Chase ghosted! OP Nov 3, 2018

Yes good point about consistent hashing, doesn't it not mean all other hashing techniques are no good as there will always be need to rebalance hash? Should I always choose consistent hashing otherwise interviewer will think I have knowledge gap in sharding design?

Google Bazelblaze Nov 3, 2018

Look into data sketches - these will reduce your memory/storage requirements. The key here is you want the sketches to be mergeable as you are aggregating. https://datasketches.github.io/docs/FrequentItems/FrequentItemsOverview.html Some other terms to google are heavy hitters sketch.

Google UUKg61 Nov 4, 2018

Key to successful system design interviews are that you should be able to defend your answers. And even more so that you make your assumptions very very clear with the interviewer. Remember that there is no one right solution for such questions. 1) why REST and not something efficient like gRPC or websockets? Why directly from browser? Should it be from main service internally? Is this the main service behind firewall for internal consumption or available to external users ? Is the mode of ingestion same as mode of consumption? Point is lesser the assumption, better it is. 2) tradeoffs of storing in-memory vs Redis . How would you manage consistency between the map and heap? Easier for in memory structure but harder for distributed caches. Consistency and performance tradeoff.
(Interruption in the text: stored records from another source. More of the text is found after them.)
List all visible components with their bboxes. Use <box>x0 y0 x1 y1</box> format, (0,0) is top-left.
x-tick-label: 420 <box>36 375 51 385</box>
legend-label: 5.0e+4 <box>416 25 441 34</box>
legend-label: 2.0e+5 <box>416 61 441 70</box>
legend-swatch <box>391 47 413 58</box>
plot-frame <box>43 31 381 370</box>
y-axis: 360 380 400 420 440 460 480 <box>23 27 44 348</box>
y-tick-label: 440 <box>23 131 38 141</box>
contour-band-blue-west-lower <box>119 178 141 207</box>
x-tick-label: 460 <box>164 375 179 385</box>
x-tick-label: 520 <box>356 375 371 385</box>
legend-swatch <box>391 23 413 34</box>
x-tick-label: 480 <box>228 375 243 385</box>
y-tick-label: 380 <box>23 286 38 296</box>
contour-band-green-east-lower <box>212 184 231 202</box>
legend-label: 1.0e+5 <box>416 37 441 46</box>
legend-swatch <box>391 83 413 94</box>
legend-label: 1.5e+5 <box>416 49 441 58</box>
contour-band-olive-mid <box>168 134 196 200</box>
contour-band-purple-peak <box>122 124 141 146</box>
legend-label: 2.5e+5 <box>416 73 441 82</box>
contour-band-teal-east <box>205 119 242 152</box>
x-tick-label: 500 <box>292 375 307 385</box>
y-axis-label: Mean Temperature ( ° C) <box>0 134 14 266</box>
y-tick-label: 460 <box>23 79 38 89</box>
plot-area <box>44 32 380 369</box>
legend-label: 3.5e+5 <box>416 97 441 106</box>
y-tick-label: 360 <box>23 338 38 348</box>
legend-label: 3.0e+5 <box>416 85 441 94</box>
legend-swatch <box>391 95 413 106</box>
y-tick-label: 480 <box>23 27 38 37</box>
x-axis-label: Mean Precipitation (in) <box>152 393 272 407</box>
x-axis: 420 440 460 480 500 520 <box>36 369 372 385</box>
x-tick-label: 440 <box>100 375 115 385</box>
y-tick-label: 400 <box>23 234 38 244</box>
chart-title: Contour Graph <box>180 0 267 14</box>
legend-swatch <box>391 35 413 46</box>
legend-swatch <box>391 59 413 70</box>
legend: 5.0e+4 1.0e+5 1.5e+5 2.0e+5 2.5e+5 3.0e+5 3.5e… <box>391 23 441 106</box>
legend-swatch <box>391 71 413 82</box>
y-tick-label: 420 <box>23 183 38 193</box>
When do you select one large node vs multiple small nodes- does search term vocabulary makes a difference? How to avoid hotspotting , eg, 80% searching a single term within a short time ? What about read vs write ratio? If it is mostly write and few read , does keeping the data sorted makes sense? 3) Why to do this in async way? Can we put a queue/buffer between app and db? The speed of processing is then limited by back pressure from DB writes instead of chance of losing 10 second data? While flushing can we consider writing the count and value together so that they can be persisted as atomic transaction. The persistence model can be very different from in memory structures. No need to store them in two different tables. Multi DB is a nice idea but use consistent hashing instead of modulo N hashing. 4) unnecessary complication. If you already have the in memory representation, what is the use case of this? Use case can be error recovery from one node failure, but creating a min heap every 5 seconds is doing more work than needed. Why not have the global heap/map updated directly? It would not have any memory implications as it already consumes. I would stay away from 5 sec, 10 sec kind of timelines. What is the guarantee that the task gets over within this window. If not , what is the protection against delays or jobs running in parallel. As I said earlier, there are no right answers for such questions :) Just that make your decisions explicit and make sure to give alternative. Let the interviewer pick the path he wants to take. And you are right about staying a bit away from advanced DS/Algo during system design.

Chase ghosted! OP Nov 4, 2018

Thank you for the detailed comments. I may reach out to you in private for some follow up If u don't mind

Google UUKg61 Nov 4, 2018

Sure. Not a problem.

Commvault 🖕racism Nov 4, 2018

Shouldn’t you be using a max heap and not a min heap?

Chase ghosted! OP Nov 4, 2018

Min heap is right. See leetcode question top k most frequent elements

Nvidia Saaam Nov 4, 2018

Should trie be better data structure than hasm map? It will be memory efficient

Wish dfAH63 Feb 1, 2023

I found the same thing is missing in all solutions for this particular question. that is, the top k is a "sliding window" or reset at fixed window boundary? if it's a sliding window (e.g. top k in the past hour, refresh every 5 mins), then some TTL indexing is needed so we don't count stale data.